There are so many reasons to love Star Wars: The Force Awakens. There was the introduction of our new amazing hero Rey, the Storm Trooper-turned-surprisingly-funny-good-guy Finn, and, of course, the most charming new droid in the entire galaxy, BB-8.


Not to mention, of course, the fact that we got to see some of our favorite classic Star Wars characters back at it again on the big screen.

Now, fair warning if you haven’t yet seen the movie and have somehow (amazingly) been able to avoid all spoilers about it: There are major spoilers ahead.

If you’re reading this, I assume you saw the movie. Which means you got to revel in the incredible moment when Chewie and Han Solo returned to the Millennium Falcon.


And, if you loved that, you then likely had the same reaction I did when Han Solo died. I was balling in my seat, screaming “No! Why?” when I saw the beloved character die at the hands of his estranged son, Kylo Ren. And I know I wasn’t the only one.

Well, the movie’s director J.J. Abrams finally answered my “No! Why?” question and spoke out about Harrison Ford’s reaction to his character’s demise in an interview with Fandango. J.J. said that Harrison was “thoughtful” about it and “understood why it was so powerful.” He also said that Harrison had always argued Han Solo “needed clear utility,” and had actually tried to convince George Lucas to kill him before. But George (understandably) didn’t want to do it.
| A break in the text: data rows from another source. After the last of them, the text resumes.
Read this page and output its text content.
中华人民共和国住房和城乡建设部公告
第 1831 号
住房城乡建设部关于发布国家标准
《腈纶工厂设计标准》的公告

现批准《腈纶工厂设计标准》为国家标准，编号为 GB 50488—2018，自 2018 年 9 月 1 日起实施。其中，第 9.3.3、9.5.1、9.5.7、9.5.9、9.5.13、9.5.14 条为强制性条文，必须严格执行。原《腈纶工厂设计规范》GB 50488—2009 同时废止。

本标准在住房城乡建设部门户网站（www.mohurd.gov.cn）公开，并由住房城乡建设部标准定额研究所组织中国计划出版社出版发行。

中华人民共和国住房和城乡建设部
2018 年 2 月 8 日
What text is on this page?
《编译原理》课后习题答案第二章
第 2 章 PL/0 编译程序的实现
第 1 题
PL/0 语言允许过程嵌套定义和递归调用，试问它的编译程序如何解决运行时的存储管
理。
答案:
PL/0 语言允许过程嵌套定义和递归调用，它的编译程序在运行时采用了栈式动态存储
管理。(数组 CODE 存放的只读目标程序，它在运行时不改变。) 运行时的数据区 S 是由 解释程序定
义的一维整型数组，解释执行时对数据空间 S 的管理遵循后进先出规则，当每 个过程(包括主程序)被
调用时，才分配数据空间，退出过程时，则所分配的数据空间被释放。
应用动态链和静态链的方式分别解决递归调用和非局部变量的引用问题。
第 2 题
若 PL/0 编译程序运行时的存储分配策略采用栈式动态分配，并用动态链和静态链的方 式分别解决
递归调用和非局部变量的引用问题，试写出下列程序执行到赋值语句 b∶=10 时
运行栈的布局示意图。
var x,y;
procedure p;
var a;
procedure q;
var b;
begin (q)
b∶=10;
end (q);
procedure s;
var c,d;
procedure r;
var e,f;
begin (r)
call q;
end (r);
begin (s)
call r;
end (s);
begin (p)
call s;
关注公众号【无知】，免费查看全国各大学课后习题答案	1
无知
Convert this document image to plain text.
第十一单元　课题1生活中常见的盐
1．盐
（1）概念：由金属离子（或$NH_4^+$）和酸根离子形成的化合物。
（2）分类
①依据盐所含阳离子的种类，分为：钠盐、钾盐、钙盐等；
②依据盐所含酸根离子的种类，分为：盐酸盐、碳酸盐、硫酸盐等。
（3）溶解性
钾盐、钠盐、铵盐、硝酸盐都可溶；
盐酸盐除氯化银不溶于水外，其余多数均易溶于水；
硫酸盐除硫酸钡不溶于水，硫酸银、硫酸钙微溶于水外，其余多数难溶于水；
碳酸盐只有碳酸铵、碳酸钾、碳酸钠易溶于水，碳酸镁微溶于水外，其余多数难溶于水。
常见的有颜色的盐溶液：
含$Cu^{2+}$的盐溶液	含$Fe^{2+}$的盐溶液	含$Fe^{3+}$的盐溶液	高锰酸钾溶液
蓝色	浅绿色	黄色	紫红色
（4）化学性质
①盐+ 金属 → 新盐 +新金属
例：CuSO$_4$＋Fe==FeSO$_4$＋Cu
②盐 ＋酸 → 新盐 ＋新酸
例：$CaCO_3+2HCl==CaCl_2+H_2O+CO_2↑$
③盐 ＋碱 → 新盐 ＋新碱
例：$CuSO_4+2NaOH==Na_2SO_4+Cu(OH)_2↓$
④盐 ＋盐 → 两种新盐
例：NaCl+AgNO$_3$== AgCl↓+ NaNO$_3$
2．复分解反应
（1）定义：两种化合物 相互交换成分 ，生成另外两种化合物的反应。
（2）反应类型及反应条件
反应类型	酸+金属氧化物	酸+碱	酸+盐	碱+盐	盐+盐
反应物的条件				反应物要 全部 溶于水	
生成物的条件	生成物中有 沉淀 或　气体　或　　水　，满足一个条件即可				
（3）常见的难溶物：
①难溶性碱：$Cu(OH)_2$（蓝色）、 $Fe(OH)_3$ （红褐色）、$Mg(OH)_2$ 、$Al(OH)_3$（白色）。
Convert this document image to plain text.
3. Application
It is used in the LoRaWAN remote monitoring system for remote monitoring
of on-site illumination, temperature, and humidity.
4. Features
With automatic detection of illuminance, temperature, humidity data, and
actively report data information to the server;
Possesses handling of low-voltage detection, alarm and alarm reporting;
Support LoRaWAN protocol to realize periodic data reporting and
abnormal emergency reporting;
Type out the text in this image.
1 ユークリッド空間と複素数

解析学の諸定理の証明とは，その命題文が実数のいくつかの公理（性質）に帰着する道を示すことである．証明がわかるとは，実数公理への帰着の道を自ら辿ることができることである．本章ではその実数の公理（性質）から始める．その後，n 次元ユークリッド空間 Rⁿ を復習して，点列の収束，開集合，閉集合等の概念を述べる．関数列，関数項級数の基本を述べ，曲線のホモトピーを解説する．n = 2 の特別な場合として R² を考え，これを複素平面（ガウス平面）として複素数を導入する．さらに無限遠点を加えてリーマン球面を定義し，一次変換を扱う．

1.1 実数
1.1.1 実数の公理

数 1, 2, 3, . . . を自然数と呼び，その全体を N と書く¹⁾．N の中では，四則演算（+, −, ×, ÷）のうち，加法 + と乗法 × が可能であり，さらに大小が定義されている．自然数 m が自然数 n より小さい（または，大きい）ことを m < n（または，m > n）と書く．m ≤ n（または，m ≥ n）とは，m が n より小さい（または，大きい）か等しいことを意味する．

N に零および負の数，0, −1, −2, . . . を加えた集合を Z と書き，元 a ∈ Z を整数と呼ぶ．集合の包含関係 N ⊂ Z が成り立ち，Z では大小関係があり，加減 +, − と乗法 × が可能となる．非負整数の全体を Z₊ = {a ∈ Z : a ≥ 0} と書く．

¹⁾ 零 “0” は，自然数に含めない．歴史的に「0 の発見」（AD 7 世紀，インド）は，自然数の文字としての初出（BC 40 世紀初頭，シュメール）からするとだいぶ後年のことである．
But, the new movies introduced an opportunity for Han Solo’s character to have a different kind of “utility.” With the infamously evil Darth Vader gone, the galaxy need to have a villain who people would despise just as much as the deep-breathing sith lord.

But how do you show that? Well, maybe if the villain is willing to kill his own father in cold blood, then we might start to know just how dark into the dark side this guy has gone. Not to mention, if his father is the fan-favorite Han Solo, you’re going to get a lot of people who now hate this new bad guy (which is exactly what the storytellers want).

At least that’s what J.J. Abrams and Harrison Ford seemed to believe. Take a listen to the interview yourself. It certainly made me better understand and appreciate how, even in his death, the charming renegade pilot was one of the most important moments in the entire film and for the future of the franchise.

Of course, I still don’t like it. But at least I get it.